Arthur, sen dünyanın en şanssız çocuğusun. Dünyaya adapte olma çaban muazzam, şartların geliştirdiği o küçük dünyana sığamamış olma hikayen bize muhteşem bir film izlettirdi. Bu konuda çok fazla gelgitli tartışmalar var, o zaman öyleydi şimdi böyle. Ledger zaten kalbimizin Joker'i, onu asla arka plana atamayız. Bence bir an önce objektif bir şekilde tadına varın bu filmin.
"Umarım ölümüm hayatımdan daha mantıklı olur."
Hayatın belirli dönemlerinde hepimizin bir kırılma noktaları vardır, her gün bir kırılma anı yaşayan Arthur'un artık tüm sisteme yavaşça öfkelenmesi ve tüm bu denge bozukluğundan yaptığı hataların onu rahatsız etmemeye başlamasıyla gerçek bir Joker ortaya çıkarır. Phoneix, çiçeğim. Dünyanın en karakteristik suratına sahipsin ve muhteşem bir iz daha bıraktın. Gönül oscarımız sana gitti bile, bu ağır drama ile benim kalbimi yine en derinden fethettin. Neden "yine" dediğimi merak edenler için bir örnek; Her, 2013
"Doğru, doğru... Bu yaptığımız doğru mu diye önce tereddüt etmem gerekir. Sonra sen bana "yanlış ya da doğru diye bir şey yok, yalnızca anı yaşamak var" dersin. Sonra ben bir yandan sana aslında çok istediğime dair işaretler verirken, diğer yandan da istemediğimi söylerim. Ki zaten dinlemeyeceğin için ne dediğimin bir önemi de yoktur. Çünkü senin için bu bağ kurmakla ilgili bir şey değil. Hatta seksle ilgili bile değil. Kendin olmanın verdiği acıdan birkaç saatliğine uzaklaşmakla ilgili. Halbuki benim için hiç sorun değil çünkü zaten benim istediğim de bu!"

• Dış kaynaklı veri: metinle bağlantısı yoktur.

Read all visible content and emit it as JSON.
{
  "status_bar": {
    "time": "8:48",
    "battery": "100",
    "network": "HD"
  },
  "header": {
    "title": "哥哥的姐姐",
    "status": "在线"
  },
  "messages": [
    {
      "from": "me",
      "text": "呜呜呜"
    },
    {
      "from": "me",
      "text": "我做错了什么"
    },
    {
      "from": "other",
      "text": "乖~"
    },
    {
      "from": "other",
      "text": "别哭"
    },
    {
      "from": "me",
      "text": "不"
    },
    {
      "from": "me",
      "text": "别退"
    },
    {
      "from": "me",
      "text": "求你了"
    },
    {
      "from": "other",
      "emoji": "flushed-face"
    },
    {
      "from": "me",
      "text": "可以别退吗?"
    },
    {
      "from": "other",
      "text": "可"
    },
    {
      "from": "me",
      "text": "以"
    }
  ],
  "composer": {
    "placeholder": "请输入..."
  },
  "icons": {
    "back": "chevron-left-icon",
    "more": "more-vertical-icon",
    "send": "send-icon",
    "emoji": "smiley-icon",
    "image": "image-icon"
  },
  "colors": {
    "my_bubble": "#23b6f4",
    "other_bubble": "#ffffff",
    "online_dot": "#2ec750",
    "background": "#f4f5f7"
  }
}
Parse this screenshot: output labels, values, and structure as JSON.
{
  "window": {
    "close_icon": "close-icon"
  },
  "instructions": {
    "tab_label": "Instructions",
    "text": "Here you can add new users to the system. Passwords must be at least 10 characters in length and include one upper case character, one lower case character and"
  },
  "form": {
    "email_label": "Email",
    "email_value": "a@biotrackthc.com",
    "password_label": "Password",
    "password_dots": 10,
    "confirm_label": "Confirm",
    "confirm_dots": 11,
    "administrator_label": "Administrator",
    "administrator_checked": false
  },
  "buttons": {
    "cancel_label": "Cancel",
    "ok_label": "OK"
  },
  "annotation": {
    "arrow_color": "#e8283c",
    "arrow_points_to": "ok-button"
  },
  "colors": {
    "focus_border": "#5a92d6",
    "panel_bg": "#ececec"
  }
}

Maggie ve ilaç mümessili Jamie arasında geçen bu konuşmayla başlıyor aslında film. Olacak olanları bir şekilde bilip içtenlikle kucak açıyorsun, başına gelecek olaylara karşı duruşunu bozmadığını düşünsen de bir yerde aslında hiç durmuyor olduğunun farkına varıyorsun. Sonrası zaten bir kaç kırgınlık, keşke tüm bunlara gerek olmadan o anın büyüsüne biraz daha kaptırmış olsaydım diyorsun. Sen söylemesen bile ışık hızında zihninden geçiyor bir anda.
“Bazen, en çok istediğiniz şeyler gerçekleşmez.
Bazen de, hiçbir zaman tahmin etmediğiniz şeyler gerçekleşir."
Edward Zwick tarzı dışındaki romantik komedi ve klişe diyebileceğimiz konusuyla yakalamış olduğu başarının farkında mı acaba. Bir şekilde kesişen yollarında(ah o canım yollar) birbirlerinin yaşam tarzlarına ve gelecek planlarına uyduramayacak gibi gözüken hayatlarında, hikayenin çok dışında kalmak isteyeceğiniz bir gerçeklik içerisinde aktarmışlar konuyu. Anne Hathaway zaten tüm güzelliklerin emsali gibi ışıl ışıl parlıyor.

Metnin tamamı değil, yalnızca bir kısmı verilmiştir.